TOM LE GRIOT: ‘C‘est une difficulté inhérente à l’exercice de ce métier et présentement, je n’ai pas de producteur. C’est l’amour de ce métier qui me pousse à y arriver. J’ai certes commencé avec mon papa et après son décès j’ai poursuivi et par la grâce de Dieu, je me suis fais connaitre par M. Komla, producteur de cassettes qui m’a aidé à enregistrer mes sons et sortir mon premier album. Je me réjouis quand même du fait que la culture togolaise soit en train d’être revalorisée si quand même ce n’est pas tout le monde qui apprécie la musique traditionnelle.’
L-FRII : Vous avez au moins 04 albums déjà à votre actif et gagné plusieurs prix à l’international. Quels sont vos prochains projets?
TOM LE GRIOT: ‘Dans ce cadre, j’ai créé une association le 26 Avril 2001, dénommée RITA (Richesse Terre de nos Aïeux), où j’apprends aux gens comment jouer divers instruments. J’ai ensuite créé un festival FESTAMPE (Festival Togolais de Ampé) dont la première édition a eu lieu en Avril passé aux Palais des Congrès de Kara. Mon objectif est de sortir un prochain album et d’asseoir une compagnie de promotion de la musique traditionnelle au Togo et de créer un festival de danses traditionnelles, tout en incitant le ministère de la culture à appuyer ces initiatives.’

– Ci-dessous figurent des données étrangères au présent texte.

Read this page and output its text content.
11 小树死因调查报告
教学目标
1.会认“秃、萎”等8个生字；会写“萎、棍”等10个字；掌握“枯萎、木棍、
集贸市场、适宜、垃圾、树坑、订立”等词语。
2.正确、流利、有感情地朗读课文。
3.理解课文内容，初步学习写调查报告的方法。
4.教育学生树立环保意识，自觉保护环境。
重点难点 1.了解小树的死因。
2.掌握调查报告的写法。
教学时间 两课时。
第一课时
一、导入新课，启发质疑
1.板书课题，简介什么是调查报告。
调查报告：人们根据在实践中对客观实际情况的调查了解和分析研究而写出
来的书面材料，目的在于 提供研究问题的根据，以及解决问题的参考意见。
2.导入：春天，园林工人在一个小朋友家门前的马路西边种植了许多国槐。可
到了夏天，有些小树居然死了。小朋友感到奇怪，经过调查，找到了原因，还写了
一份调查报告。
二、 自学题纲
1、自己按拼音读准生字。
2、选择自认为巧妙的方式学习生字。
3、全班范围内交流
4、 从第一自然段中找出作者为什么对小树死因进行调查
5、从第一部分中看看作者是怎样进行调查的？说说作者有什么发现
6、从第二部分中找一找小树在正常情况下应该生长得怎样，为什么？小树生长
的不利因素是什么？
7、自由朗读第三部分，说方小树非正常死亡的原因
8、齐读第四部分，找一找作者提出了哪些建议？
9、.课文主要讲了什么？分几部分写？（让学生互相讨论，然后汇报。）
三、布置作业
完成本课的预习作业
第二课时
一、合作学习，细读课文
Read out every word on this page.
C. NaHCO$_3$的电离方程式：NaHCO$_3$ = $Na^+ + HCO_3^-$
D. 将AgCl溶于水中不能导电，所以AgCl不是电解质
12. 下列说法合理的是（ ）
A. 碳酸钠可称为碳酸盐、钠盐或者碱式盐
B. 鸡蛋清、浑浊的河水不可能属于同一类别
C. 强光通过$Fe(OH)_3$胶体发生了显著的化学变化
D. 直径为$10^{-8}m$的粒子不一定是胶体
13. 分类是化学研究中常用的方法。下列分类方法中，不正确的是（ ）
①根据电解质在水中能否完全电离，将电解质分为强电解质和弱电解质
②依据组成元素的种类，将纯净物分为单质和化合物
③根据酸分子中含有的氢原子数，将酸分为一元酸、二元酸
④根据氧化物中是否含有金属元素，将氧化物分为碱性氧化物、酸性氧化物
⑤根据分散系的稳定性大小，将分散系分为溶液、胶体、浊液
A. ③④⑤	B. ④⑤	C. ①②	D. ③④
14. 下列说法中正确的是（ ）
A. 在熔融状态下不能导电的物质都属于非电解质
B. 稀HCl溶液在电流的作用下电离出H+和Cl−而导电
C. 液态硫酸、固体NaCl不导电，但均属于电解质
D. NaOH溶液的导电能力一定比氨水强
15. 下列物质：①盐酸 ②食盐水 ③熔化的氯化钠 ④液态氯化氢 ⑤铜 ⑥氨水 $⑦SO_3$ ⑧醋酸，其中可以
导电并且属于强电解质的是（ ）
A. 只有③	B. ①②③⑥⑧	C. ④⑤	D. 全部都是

L-FRII : Préparez-vous la relève pour ce type de musique, vu que la jeune génération est plus attirée par la danse et l’ambiance ?
TOM LE GRIOT: ‘Oui, dans l’association que j’ai créée et où j’entraine des jeunes, deux filles dont Princesse Agathe, ont déjà sorti leur premier album de musique traditionnelle. De même à Kara, un jeune homme a déjà sorti son premier album. Comme exemple, les dimanches nous faisons des séances d’entrainement de danses traditionnelles comme « Kpadza » par exemple.’
L-FRII : Un dernier message ?
TOM LE GRIOT: ‘Un merci sincère à tous ceux qui croient en la musique traditionnelle et qui en sont passionnés. Merci pour leur soutien tant moral que financier et puisse Dieu le leur remette au centuple.’